Cockington Green Gardens offers visitors a trip around the world without leaving Canberra. The outdoor exhibit features meticulously crafted miniature buildings representing numerous landmarks, from Scotland’s Braemer Castle to Peru’s Machu Picchu. It’s a great option for traveling families who will be captivated by the enchanting world.
No trip to Australia’s capital is complete without a visit to the National Carillon. The 164-foot (50 meter) architectural landmark originally gifted to Australia by the British government is touted for its’ unique design. In addition to its’ towering height, the structure is also a musical instrument! Have a picnic beneath the striking tower and listen to chimining of its’ 55 bronze bells each week at free concerts. The sheer height of the tower allows the musical melodies to drift across Lake Burley Griffin all the way to Kings and Commonwealth Parks. Visit at night when the structure is illuminated for an unforgettable view.
Want to get a look inside how elite Australian athletes train?
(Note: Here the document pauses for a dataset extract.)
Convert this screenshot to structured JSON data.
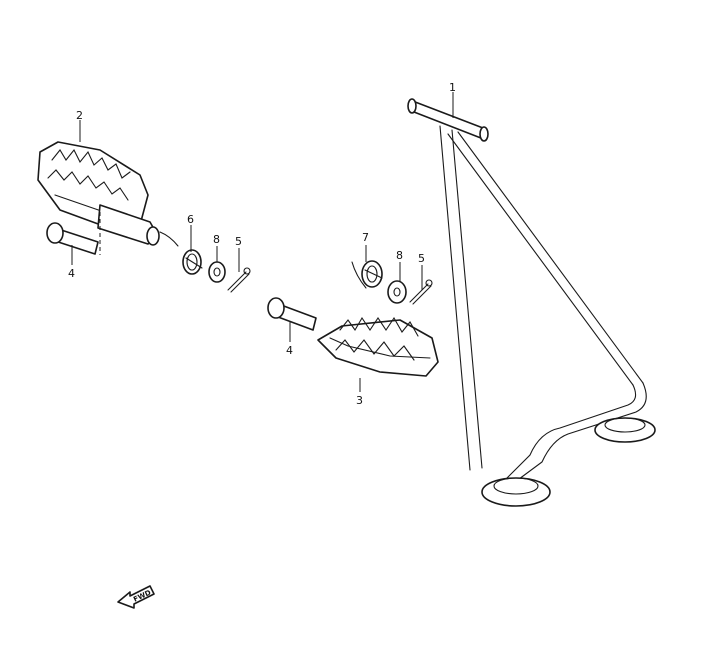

Stop by the Australian Institute of Sport (AIS) in Canberra to experience what it’s like to eat, work and sweat like one of the players. One of Australia’s most-loved sites, AIS welcomes more than 200,000 visitors each year.
Take a guided tour for a behind-the-scenes look into the lives of world-class Australian athletes. The 160-acre campus includes top-notch sports facilities, training camps and lodging for some of the most renowned athletes in the world. The AIS Arena hosts well-known events, concerts shows such as Cirque du Soleil — don’t forget to check what’s on! Grab an espresso at the AIS café or pick up a souvenir at the shop, and soak up the sporting atmosphere.